Revd Stephen Burgess is chair of the York & Hull District of the Methodist Church.
He initially trained as a chemist and after some years in industry and teaching served in two school chaplaincy appointments before becoming superintendent of the Cambridge Circuit and then moving to Yorkshire.
He is deeply committed to sail training with young people and skippers yachts for the Rona Sailing Project. He feels that sailing is a marvellous metaphor for chairing a district – or maybe it’s the other way round?
Barbara and Stephen Burgess have two young adult sons, Christopher and Jonathan.
I have often listened to people who claim that prayer is not always straightforward or the obvious thing to do – indeed perhaps many of may have shared those uncertainties. After all, is God actually interested in listening to us?
Those who know me well know of my passion for sailing, and they put up with sailing illustrations in many of my sermons or conversations. I have the privilege of skippering sail training yachts with crews which include young people from a wide range of backgrounds, or adults with special needs.
On a long voyage we sail through the night and I have been used to being woken up if those on watch are uncertain about the weather conditions, or nearby vessels, or indeed anything which causes concern. Strangely, I was often already aware of what was going on, waiting to be called if needed.
Not too surprising then that a favourite bible passage of mine relates to Jesus calming the storm. It was the set gospel reading for my very first sermon quite a long time ago. You can read it in Mark’s gospel, chapter 4 and verses 35 to 41.
Jesus Stills a Storm
On that day, when evening had come, he said to them, “Let us go across to the other side.” And leaving the crowd behind, they took him with them in the boat, just as he was. Other boats were with him. A great windstorm arose, and the waves beat into the boat, so that the boat was already being swamped. But he was in the stern, asleep on the cushion; and they woke him up and said to him, “Teacher, do you not care that we are perishing?” He woke up and rebuked the wind, and said to the sea, “Peace! Be still!” Then the wind ceased, and there was a dead calm. He said to them, “Why are you afraid? Have you still no faith?” And they were filled with great awe and said to one another, “Who then is this, that even the wind and the sea obey him?”
The disciples were facing challenging conditions, and somewhat miffed that Jesus seemed to be unaware, uninterested, even asleep while they were in imminent danger. Yet when they got round to calling on him, they soon realised his presence, and all the chaos was overcome.
Lord Jesus, in all the storms of my own life keep me ever aware of your abiding presence. Even when I put off calling on you, help me to overcome that lack of trust, and when you calm my troubled lif,e fill me with the same awe that your early disciples felt when they allowed you to take control.

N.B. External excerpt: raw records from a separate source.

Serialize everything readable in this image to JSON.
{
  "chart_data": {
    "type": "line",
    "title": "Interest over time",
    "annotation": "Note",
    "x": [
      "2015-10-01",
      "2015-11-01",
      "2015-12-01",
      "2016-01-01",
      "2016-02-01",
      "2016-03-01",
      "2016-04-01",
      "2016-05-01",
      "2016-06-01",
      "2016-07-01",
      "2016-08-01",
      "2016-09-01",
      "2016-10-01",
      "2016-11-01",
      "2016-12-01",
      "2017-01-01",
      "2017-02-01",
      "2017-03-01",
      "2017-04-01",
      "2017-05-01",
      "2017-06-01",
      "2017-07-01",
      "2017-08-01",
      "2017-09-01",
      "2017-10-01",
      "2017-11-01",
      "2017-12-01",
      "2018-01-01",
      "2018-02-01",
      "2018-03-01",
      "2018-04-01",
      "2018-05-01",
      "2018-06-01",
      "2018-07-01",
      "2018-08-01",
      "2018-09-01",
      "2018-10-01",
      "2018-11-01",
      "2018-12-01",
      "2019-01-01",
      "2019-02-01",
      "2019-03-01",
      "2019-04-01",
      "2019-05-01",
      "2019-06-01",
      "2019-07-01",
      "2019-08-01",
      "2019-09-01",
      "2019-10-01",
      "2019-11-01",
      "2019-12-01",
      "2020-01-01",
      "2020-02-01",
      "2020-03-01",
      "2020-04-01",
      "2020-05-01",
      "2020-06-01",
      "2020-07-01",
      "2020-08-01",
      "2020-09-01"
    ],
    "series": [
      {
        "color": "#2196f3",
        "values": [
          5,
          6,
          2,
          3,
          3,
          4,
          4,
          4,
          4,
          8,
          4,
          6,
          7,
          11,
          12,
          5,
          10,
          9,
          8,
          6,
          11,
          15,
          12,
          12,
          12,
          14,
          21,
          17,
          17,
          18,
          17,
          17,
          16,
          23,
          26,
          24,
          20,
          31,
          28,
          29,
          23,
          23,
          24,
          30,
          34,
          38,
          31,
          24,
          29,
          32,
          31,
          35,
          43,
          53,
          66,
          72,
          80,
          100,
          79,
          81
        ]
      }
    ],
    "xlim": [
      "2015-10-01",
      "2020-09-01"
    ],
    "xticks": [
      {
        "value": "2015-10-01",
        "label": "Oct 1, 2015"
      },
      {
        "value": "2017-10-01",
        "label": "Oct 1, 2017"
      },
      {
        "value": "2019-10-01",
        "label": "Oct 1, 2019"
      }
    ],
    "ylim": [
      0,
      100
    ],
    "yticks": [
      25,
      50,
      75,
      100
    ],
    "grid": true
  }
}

So, life isn’t always calm and easy – you don’t need me to state the obvious! But during this Lent, let’s try to remember that we have a Lord who voyages with us. And let’s give thanks that his abiding presence means that we too can sleep soundly, safe in his arms.
We have an anchor that keeps the soul
steadfast and sure while the billows roll;
fastened to the Rock which cannot move,
grounded firm and deep in the Saviour’s love!